Iter telematico ancora in stand-by per richiedere i sussidi in deroga

Iter telematico ancora in stand-by per richiedere i sussidi in deroga
La piattaforma telematica dell’Inps per inoltrare la domanda di Cig in deroga non è ancora operativa e, pertanto, vanno seguite le vecchie regole previste nei singoli territori

Nel campo degli ammortizzatori sociali, il periodo di tempo che porterà la cassa integrazione in deroga alla definitiva uscita di scena (dal 1° gennaio 2017) a favore dei fondi di solidarietà bilaterali previsti della legge Fornero, impone alle aziende interessate di osservare scrupolosamente le disposizioni in materia: in particolare, occorre rapportarsi ai nuovi criteri di concessione previsti con il decreto dell’agosto scorso, che ha introdotto criteri più restrittivi.

Se sul fronte dei fondi la buona notizia è che il Ministero del Lavoro ha reso disponibili ulteriori 503 milioni, sul fronte degli adempimenti la domanda va presentata dall’azienda in via telematica all’Inps e alla Regione entro 20 giorni dalla data in cui ha avuto inizio la sospensione o la riduzione dell’orario di lavoro.

Al momento, però, la piattaforma telematica dell’Inps non è ancora operativa e vanno quindi seguite le “vecchie” regole previste nei singoli territori, con inoltro delle istanze alle Regioni.

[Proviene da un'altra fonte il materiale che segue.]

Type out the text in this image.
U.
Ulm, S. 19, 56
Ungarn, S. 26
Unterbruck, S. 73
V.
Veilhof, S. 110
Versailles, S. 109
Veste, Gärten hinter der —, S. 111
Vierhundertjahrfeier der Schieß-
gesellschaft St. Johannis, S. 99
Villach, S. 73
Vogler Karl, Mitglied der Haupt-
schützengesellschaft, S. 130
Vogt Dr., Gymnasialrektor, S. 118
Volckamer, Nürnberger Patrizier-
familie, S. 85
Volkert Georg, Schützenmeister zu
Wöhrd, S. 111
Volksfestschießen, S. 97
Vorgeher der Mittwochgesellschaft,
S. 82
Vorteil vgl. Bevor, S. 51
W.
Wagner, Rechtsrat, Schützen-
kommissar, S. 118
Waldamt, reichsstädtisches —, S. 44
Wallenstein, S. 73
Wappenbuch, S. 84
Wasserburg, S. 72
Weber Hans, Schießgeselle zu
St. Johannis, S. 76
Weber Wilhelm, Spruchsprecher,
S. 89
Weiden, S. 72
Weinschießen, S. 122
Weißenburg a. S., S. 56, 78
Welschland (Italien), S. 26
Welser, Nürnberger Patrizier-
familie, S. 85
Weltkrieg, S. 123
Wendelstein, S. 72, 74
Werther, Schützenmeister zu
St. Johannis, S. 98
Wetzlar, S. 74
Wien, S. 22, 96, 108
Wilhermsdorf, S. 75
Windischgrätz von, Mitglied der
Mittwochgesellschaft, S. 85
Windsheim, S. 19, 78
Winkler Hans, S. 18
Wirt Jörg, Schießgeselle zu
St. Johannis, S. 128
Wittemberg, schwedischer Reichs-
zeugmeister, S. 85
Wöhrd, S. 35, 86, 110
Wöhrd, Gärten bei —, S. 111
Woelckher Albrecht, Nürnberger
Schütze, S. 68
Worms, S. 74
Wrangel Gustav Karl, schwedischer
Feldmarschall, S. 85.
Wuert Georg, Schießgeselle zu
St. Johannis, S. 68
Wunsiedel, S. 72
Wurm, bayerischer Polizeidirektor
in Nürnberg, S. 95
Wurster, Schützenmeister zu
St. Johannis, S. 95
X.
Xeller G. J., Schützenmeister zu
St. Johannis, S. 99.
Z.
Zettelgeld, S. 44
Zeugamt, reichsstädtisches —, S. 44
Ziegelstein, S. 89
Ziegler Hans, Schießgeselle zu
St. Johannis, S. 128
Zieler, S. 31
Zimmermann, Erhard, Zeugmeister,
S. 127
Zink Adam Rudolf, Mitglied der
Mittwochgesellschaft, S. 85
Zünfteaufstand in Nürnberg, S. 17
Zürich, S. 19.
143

Senza contare che – ormai dal 2013 – non è più possibile richiedere all’Inps l’anticipazione ai lavoratori del trattamento di Cig in deroga, in attesa dell’autorizzazione regionale.

In più, in caso di presentazione tardiva della domanda, è prevista la riduzione dell’indennità, in quanto il trattamento di cassa in deroga verrà spostato in avanti e partirà solo dall’inizio della settimana precedente la data di presentazione della domanda.

Le nuove regole prevedono che nel 2015 le indennità non potranno superare le 5 mensilità e che il trattamento possa essere concesso ai lavoratori subordinati, con qualifica di operai, impiegati e quadri, compresi gli apprendisti e i lavoratori somministrati, purché possano vantare un’anzianità lavorativa presso l’impresa di almeno 12 mesi alla data d’inizio del periodo d’intervento.
La norma individua poi specifici limiti di durata massima di concessione del sussidio – in relazione a ciascuna delle unità produttive coinvolte – con un doppio binario a seconda che si tratti di imprese non soggette alla disciplina in materia di Cig ordinaria o Cig straordinaria e alla disciplina dei fondi di solidarietà bilaterale oppure di imprese che, invece, rientrano nell’alveo della Cig.

In quest’ultimo caso, il decreto prevede anche che la concessione del trattamento, in caso di superamento dei limiti temporali “ordinari”, possa essere autorizzata soltanto in caso di eccezionalità della situazione, legata alla necessità di salvaguardare i livelli occupazionali, e in presenza di concrete prospettive di ripresa dell’attività produttiva.